Petitioner Joseph Leon Plummer is a federal prisoner housed in Adelanto, in this judicial district. In 2006, a federal jury in the Western District of Texas convicted him of firearms offenses. Based in part on Petitioner's prior criminal record, United States District Judge Walter S. Smith sentenced Petitioner to 300 months in prison. See docket in United States v. Plummer, No. 6:05-CR-00218-WSS-1 (W.D. Tex.). Petitioner appealed. The Fifth Circuit affirmed. 225 Fed.Appx. 318 (5th Cir. 2007).

In January 2008, Petitioner returned to the trial court with a § 2255 motion. Judge Smith denied it on August 8, 2008. See docket in United States v. Plummer, No. 6:05-CR-00218-WSS-1 (W.D. Tex.).

In October 2008, the Fifth Circuit issued a decision in another case, United States v. Constante, 544 F.3d 584 (5th Cir. 2008), that Petitioner believes supports a new challenge to his own conviction and/or sentence. Some three years after Constante, Petitioner sought the legally-required permission from the Fifth Circuit to present another § 2255 motion to Judge Smith, but the Fifth Circuit rejected that motion one month ago on August 3, 2011. See docket in In re Plummer, No. 11-50557 (5th Cir. Aug. 3, 2011).

Petitioner now turns to this Court with the same challenge that he wanted to present in the trial court, having re-labeled as § 2241 habeas petition.

II.

DISCUSSION

28 U.S.C. § 2255 generally provides the sole procedural mechanism by which a federal prisoner may test the legality of his detention. Lorentsen v. Hood, 223 F.3d 950, 953 (9th Cir. 2000). That section bars courts from entertaining most habeas petitions where "it appears that the applicant has failed to apply for relief, by motion, to the court which sentenced him, or that such court has denied him relief[.]" In light of this rule, the statute on its face appears to bar the present action. Section 2255 itself permits resort to a 28 U.S.C. § 2241 petition when a § 2255 motion is "inadequate or ineffective to test the legality of [the] detention." 28 U.S.C. § 2255. This clause is sometimes referred to as the "escape hatch" to § 2255's exclusivity provision. Lorentsen, 223 F.3d at 953.

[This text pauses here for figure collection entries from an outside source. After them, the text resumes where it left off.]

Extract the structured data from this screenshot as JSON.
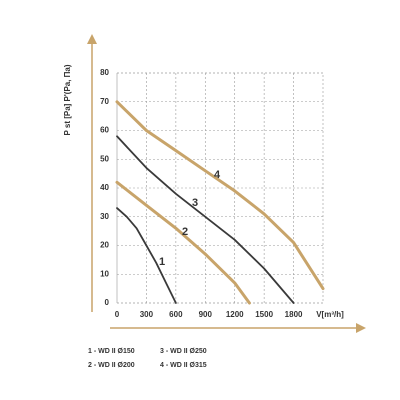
{
  "chart_data": {
    "type": "line",
    "y_label": "P st [Pa] P'(Pa, Па)",
    "x_label": "V[m³/h]",
    "xlim": [
      0,
      2100
    ],
    "xticks": [
      0,
      300,
      600,
      900,
      1200,
      1500,
      1800
    ],
    "ylim": [
      0,
      80
    ],
    "yticks": [
      0,
      10,
      20,
      30,
      40,
      50,
      60,
      70,
      80
    ],
    "grid": true,
    "series": [
      {
        "name": "1 - WD II Ø150",
        "label": "1",
        "color": "#3a3a3a",
        "x": [
          0,
          100,
          200,
          300,
          400,
          500,
          600
        ],
        "values": [
          33,
          30,
          26,
          20,
          14,
          7,
          0
        ]
      },
      {
        "name": "2 - WD II Ø200",
        "label": "2",
        "color": "#c8a46a",
        "x": [
          0,
          300,
          600,
          900,
          1200,
          1350
        ],
        "values": [
          42,
          34,
          26,
          17,
          7,
          0
        ]
      },
      {
        "name": "3 - WD II Ø250",
        "label": "3",
        "color": "#3a3a3a",
        "x": [
          0,
          300,
          600,
          900,
          1200,
          1500,
          1800
        ],
        "values": [
          58,
          47,
          38,
          30,
          22,
          12,
          0
        ]
      },
      {
        "name": "4 - WD II Ø315",
        "label": "4",
        "color": "#c8a46a",
        "x": [
          0,
          300,
          600,
          900,
          1200,
          1500,
          1800,
          2100
        ],
        "values": [
          70,
          60,
          53,
          46,
          39,
          31,
          21,
          5
        ]
      }
    ]
  }
}
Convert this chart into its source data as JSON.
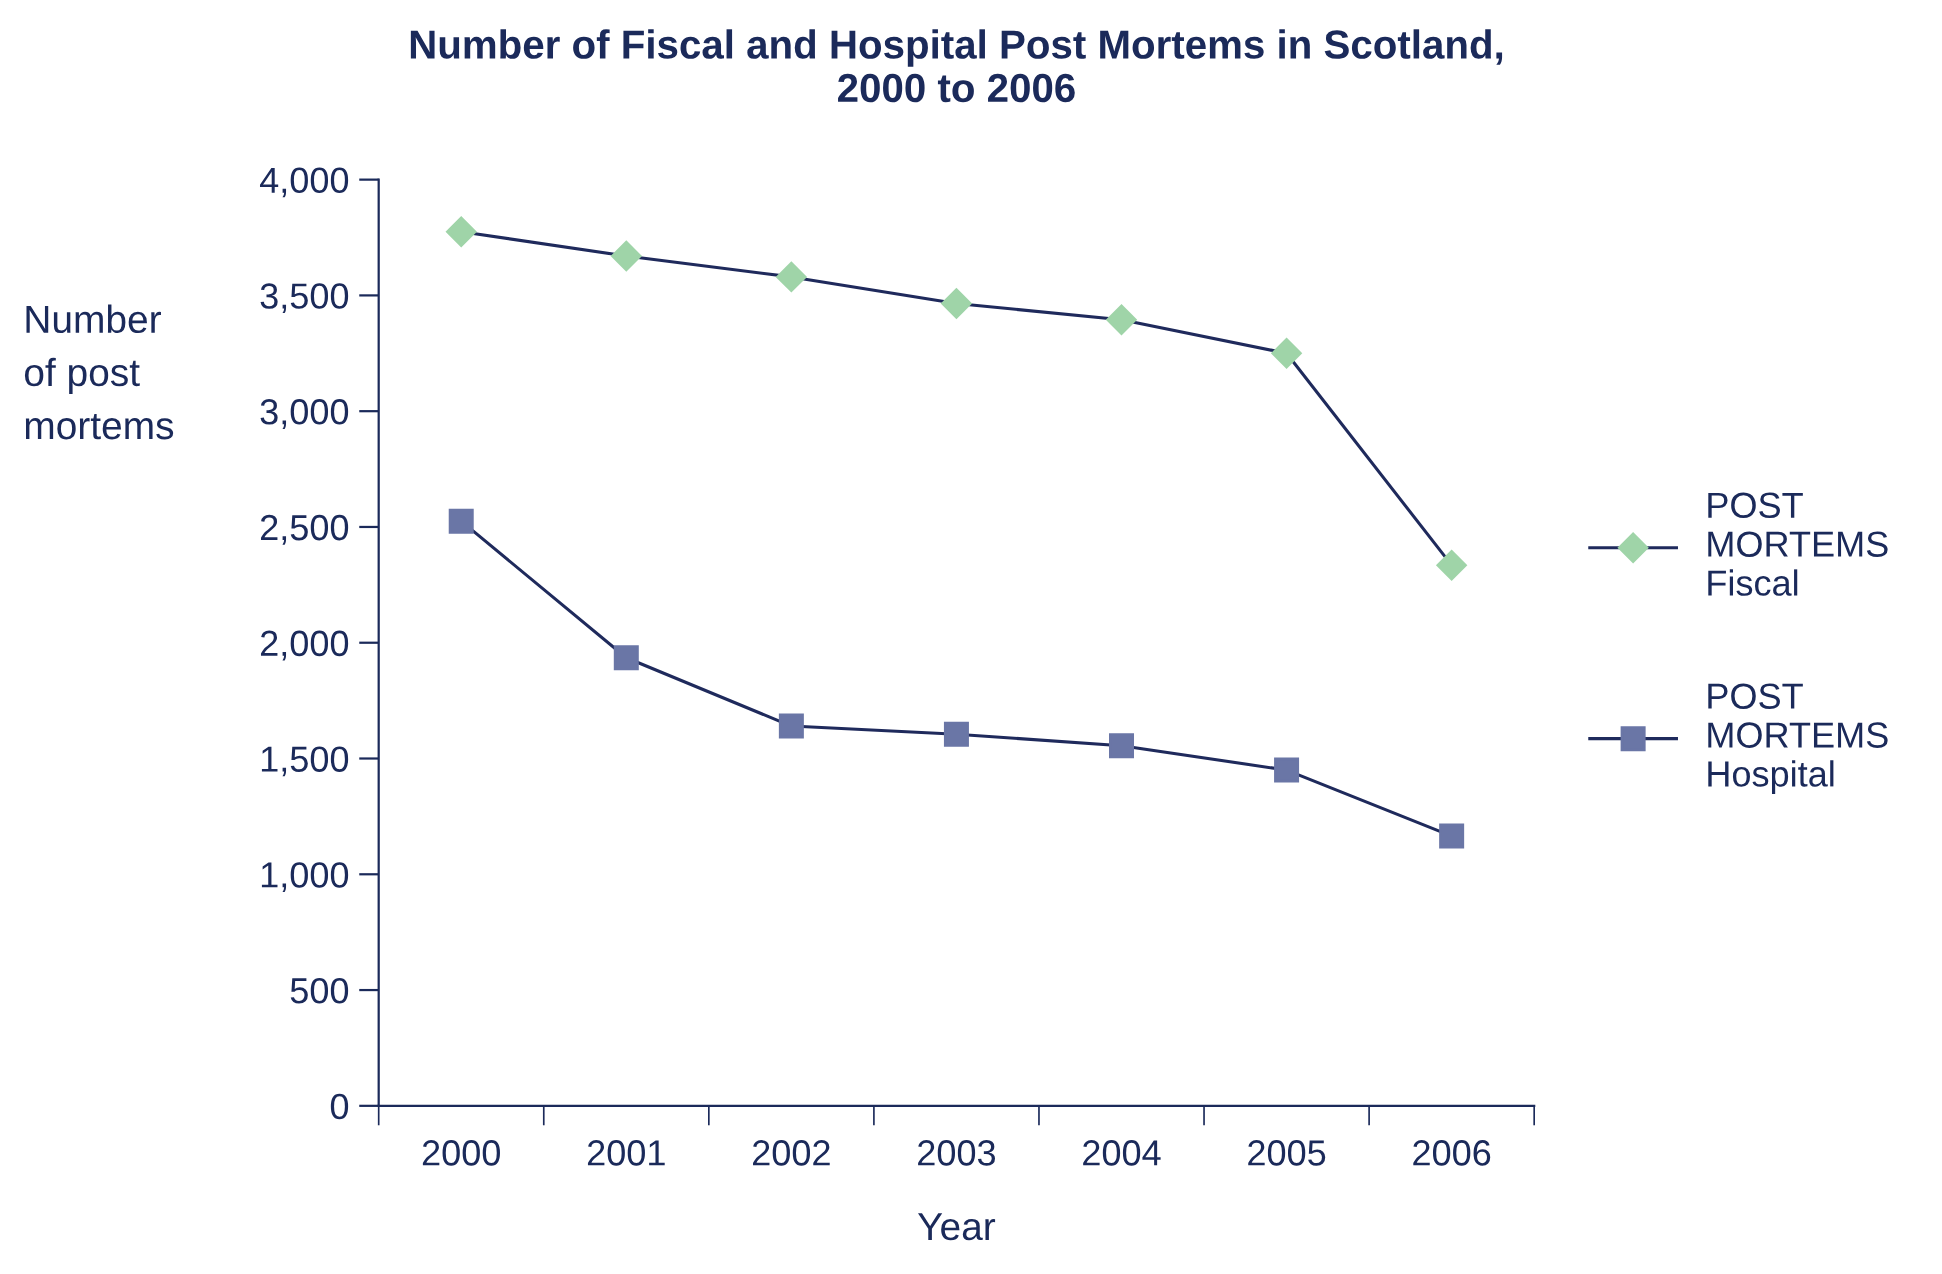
{
  "chart_data": {
    "type": "line",
    "title": "Number of Fiscal and Hospital Post Mortems in Scotland,\n2000 to 2006",
    "xlabel": "Year",
    "ylabel": "Number\nof post\nmortems",
    "categories": [
      "2000",
      "2001",
      "2002",
      "2003",
      "2004",
      "2005",
      "2006"
    ],
    "series": [
      {
        "name": "POST\nMORTEMS\nFiscal",
        "color": "#9fd4a8",
        "marker": "diamond",
        "values": [
          3775,
          3670,
          3580,
          3465,
          3395,
          3250,
          2335
        ]
      },
      {
        "name": "POST\nMORTEMS\nHospital",
        "color": "#6a76a6",
        "marker": "square",
        "values": [
          2525,
          1935,
          1640,
          1605,
          1555,
          1450,
          1165
        ]
      }
    ],
    "ylim": [
      0,
      4000
    ],
    "yticks": [
      0,
      {
        "value": 500,
        "label": "500"
      },
      {
        "value": 1000,
        "label": "1,000"
      },
      {
        "value": 1500,
        "label": "1,500"
      },
      {
        "value": 2000,
        "label": "2,000"
      },
      {
        "value": 2500,
        "label": "2,500"
      },
      {
        "value": 3000,
        "label": "3,000"
      },
      {
        "value": 3500,
        "label": "3,500"
      },
      {
        "value": 4000,
        "label": "4,000"
      }
    ],
    "grid": false,
    "legend": "right",
    "line_style": "solid"
  }
}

Only rarely is § 2255's escape hatch available. A § 2255 motion cannot be viewed as "inadequate" merely because the sentencing court has denied relief on the merits. Id. Any contrary ruling would nullify the statute's gatekeeping provisions, and Congress then would have accomplished little in its attempts to limit federal collateral review in passing laws such as the Antiterrorism and Effective Death Penalty Act of 1996 ("AEDPA"). See Triestman v. United States, 124 F.3d 361, 374-76 (2nd Cir. 1997) (discussing Congressional intent to narrow collateral attacks).

"Along with many of our sister circuits," the Ninth Circuit has explained, we have held that a § 2241 petition is available under the "escape hatch" of § 2255 when a petitioner (1) makes a claim of actual innocence, and (2) has not had an "unobstructed procedural shot" at presenting that claim.

Stephens v. Herrera, 464 F.3d 895, 898 (9th Cir. 2006) (collecting cases).*fn1

Here, opening the "escape hatch" is unwarranted. Petitioner has had an unobstructed procedural shot at obtaining relief. Contrary to his assertions here, see Pet. at 3, the mere fact that Petitioner missed that shot -- that is, the fact that the Fifth Circuit denied his motion seeking leave to present a successive 28 U.S.C. § 2255 motion in the trial court -- does not somehow render the prior proceedings "inadequate or ineffective" for purposes of allowing a § 2241 "escape hatch" petition.

III.

CONCLUSION For the foregoing reasons, the action is DISMISSED without prejudice to Petitioner's pursuit of relief in the Western District of Texas, the Fifth Circuit or the Supreme Court.